I think these endless debates about whether open-weights models qualify for a particular piece of terminology are... tiring. That said, I think the debates would benefit from discussing model training and model inference as two separate systems, because that's what they are. It's possible for model training to be closed-source while model inference is open-source, and vice versa.
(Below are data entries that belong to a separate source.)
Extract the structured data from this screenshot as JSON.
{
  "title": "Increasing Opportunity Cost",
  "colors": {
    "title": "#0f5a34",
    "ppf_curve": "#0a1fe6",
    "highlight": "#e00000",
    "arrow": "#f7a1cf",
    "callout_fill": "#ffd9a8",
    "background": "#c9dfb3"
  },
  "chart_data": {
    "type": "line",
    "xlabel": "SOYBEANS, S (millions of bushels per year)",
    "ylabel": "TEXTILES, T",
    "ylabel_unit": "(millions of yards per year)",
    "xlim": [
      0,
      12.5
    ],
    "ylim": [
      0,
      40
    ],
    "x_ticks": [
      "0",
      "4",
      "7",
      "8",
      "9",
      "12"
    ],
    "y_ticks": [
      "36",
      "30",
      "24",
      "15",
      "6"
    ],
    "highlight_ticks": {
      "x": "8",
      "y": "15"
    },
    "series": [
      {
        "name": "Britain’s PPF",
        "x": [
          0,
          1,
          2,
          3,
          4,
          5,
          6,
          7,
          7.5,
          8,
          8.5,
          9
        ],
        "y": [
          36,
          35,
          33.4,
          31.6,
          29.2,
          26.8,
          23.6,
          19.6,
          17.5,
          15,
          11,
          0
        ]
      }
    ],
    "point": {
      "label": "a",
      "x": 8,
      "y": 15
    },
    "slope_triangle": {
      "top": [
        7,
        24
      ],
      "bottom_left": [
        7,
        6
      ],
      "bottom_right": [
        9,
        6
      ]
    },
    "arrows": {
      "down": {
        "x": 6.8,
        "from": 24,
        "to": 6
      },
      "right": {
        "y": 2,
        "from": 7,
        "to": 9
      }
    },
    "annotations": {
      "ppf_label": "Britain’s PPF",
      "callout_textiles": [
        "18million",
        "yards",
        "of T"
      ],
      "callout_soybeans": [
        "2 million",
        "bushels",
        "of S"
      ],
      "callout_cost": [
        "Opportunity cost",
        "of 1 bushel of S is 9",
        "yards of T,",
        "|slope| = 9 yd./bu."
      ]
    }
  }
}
Consider recent Mistral-Small release. The model training is almost totally closed-source. You can't replicate it. However, the model inference is fully open source: the code and weights are Apache licensed. Not only that, but Mistral released both the base model and the instruction-tuned model, so you have a good foundation to work from (the base model) should you prefer to do your own instruction tuning. In fact, Mistral has also open-sourced code to aid in the fine-tuning process as well. So you really have everything you need* to use and customize this inference system. And for most practical purposes, even if you had the original training data, it would be of no use to you.

It's also worth considering the inverse scenario. Suppose Meta were to release a big blob of pre-training data and scripts for Llama 405B, but no weights. This clearly qualifies as open source, but it is basically useless unless you have many millions of dollars to do something with it. It would do very little to democratize access to AI.

* Asterisk: There is one situation where having access to the original training data would be really, really useful -- model distillation. Nobody can match Meta's ability to distill Llama 405B into an 8B size, because that process works best when you can do it on identically distributed data.

For me, the attacks on ML that are possibly by poisoning the training data preclude considering models without freely distributable and modifiable training as open-source or libre models.